Macias-Ortiz next expresses his disagreement with our application of the plain error standard, as articulated in Mares, in order to preserve a challenge for possible Supreme Court review. He urges us to abandon our approach and instead apply that of the Fourth Circuit. Mares is the settled law of this circuit, however, and we may revisit it only en bane or following a Supreme Court decision that effectively overturns it.

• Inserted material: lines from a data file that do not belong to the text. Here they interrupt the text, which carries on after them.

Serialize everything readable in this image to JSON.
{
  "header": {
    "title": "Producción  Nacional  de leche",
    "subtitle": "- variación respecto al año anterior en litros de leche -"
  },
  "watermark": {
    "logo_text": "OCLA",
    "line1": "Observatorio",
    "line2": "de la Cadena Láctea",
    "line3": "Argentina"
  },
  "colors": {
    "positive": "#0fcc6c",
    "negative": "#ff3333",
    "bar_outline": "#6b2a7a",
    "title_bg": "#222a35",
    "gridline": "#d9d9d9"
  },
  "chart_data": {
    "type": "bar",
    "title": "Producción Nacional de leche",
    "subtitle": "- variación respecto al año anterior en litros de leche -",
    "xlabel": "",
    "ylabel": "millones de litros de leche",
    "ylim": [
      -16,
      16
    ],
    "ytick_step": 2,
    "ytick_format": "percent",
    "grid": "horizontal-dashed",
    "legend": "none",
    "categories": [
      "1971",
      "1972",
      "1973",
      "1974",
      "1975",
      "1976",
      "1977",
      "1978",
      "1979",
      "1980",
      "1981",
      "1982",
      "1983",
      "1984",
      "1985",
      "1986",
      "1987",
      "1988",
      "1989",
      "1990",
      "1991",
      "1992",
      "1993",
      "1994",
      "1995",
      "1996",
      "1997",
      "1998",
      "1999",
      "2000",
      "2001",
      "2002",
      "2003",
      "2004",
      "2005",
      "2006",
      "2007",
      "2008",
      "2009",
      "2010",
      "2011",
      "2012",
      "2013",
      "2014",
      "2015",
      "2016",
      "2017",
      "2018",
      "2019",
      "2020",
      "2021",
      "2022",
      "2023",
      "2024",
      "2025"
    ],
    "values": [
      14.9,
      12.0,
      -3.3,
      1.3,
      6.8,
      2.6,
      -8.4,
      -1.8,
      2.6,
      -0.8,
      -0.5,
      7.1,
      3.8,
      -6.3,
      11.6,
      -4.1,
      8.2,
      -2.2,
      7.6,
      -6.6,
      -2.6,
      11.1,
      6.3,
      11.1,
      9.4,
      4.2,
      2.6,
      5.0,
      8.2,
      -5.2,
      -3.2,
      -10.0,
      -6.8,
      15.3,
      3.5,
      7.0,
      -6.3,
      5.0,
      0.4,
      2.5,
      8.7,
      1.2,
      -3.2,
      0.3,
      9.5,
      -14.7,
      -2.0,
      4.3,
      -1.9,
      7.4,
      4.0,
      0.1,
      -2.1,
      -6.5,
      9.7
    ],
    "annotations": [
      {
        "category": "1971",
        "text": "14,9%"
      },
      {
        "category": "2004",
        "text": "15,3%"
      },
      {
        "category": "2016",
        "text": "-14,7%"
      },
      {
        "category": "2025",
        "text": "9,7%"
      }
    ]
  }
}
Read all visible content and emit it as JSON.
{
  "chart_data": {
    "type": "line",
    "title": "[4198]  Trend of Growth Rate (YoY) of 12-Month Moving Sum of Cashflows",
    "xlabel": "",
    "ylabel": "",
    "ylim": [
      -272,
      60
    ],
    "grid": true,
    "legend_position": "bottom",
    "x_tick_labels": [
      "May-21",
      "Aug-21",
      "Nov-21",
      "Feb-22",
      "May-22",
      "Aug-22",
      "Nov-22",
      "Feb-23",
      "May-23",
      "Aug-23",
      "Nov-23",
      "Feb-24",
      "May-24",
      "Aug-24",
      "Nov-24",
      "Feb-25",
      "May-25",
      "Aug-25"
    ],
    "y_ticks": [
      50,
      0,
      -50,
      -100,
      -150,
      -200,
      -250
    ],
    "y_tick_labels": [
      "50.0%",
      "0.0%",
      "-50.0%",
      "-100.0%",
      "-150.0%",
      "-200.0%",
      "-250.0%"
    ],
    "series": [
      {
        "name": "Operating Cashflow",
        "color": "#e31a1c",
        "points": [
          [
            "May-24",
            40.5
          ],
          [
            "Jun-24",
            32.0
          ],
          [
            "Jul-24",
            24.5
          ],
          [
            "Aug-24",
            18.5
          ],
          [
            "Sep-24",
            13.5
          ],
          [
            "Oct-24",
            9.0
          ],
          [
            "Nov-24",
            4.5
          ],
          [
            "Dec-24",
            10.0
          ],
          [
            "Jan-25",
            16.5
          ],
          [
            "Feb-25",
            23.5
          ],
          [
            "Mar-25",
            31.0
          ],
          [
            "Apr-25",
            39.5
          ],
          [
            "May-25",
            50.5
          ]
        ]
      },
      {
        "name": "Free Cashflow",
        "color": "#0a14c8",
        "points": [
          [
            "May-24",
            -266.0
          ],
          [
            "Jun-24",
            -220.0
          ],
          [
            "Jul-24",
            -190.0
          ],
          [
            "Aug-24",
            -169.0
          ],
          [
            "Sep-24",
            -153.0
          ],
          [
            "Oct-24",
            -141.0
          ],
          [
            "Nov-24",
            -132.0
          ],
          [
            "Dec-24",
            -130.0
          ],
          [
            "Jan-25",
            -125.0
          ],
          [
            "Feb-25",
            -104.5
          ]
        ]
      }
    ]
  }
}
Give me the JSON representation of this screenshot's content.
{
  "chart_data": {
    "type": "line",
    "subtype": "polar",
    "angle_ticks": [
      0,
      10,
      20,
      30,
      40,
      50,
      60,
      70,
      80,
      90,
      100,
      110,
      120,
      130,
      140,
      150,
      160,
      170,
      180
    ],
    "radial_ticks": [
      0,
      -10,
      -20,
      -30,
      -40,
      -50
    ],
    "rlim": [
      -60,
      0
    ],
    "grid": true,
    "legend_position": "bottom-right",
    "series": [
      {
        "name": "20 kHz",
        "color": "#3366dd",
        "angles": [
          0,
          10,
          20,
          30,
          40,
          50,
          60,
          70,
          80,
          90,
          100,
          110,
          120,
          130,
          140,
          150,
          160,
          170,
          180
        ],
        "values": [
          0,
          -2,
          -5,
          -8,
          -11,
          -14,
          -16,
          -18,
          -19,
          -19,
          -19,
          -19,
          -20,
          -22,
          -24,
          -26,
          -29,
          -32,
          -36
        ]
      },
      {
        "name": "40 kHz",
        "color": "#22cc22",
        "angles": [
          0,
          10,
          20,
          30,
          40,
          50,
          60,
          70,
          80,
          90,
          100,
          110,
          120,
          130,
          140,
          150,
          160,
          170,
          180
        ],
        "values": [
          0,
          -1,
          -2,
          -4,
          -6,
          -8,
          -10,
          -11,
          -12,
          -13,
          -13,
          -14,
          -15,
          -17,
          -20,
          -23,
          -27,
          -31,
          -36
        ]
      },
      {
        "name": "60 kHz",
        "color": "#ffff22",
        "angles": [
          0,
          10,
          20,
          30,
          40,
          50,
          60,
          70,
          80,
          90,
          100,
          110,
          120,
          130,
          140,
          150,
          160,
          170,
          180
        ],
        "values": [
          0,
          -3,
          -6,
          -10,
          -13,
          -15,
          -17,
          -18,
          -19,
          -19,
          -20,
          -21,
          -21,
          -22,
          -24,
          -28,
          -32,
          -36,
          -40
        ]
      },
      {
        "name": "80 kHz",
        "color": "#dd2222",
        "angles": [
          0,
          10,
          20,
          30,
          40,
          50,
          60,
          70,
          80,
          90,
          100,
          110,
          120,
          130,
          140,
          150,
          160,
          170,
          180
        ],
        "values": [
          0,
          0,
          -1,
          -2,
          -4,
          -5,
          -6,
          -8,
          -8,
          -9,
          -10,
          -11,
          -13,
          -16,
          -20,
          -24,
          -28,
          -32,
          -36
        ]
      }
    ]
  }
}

As Macias-Ortiz has failed to satisfy plain error review, we do not reach his argument that error in his sentencing seriously affected the fairness, integrity and public reputation of the proceedings.

III. CONCLUSION

As there exist no extraordinary circumstances or other grounds for relief, Macias-Ortiz’s sentence is AFFIRMED. The Government’s motion to reinstate our prior affirmance is DENIED as moot. 
      
       Pursuant to 5th Cir. R. 47.5, the court has determined that this opinion, should not be published and is not precedent except under the limited circumstances set forth in 5th Cir. R. 47.5.4.
     
      
      . 543 U.S. 220, 125 S.Ct. 738, 160 L.Ed.2d 621 (2005).
     
      
      . United States v. Macias-Ortiz, 110 Fed. Appx. 427 (5th Cir.2004) (unpublished opinion).
     
      
      . United States v. Taylor, 409 F.3d 675, 676 (5th Cir.2005).
     
      
      . Id.
      
     
      
      . Id.
      
     
      
      
        . United States v. Cotton, 535 U.S. 625, 631, 122 S.Ct. 1781, 152 L.Ed.2d 860 (2002).
     
      
      . Id.
      
     
      
      . United States v. Mares, 402 F.3d 511, 521 (5th Cir.2005).
     
      
      . Id. (quoting United States v. Dominguez Benitez, 542 U.S. 74, 124 S.Ct. 2333, 159 L.Ed.2d 157 (2004)).
     
      
      . Id. at 522.
     
      
      . 405 F.3d 310 (5th Cir.2005).
     
      
      . 405 F.3d at 318 n. 4 (citing Mares, 402 F.3d at 521-22).
     
      
      . See United States v. Hughes, 401 F.3d 540, 555 (4th Cir.2005).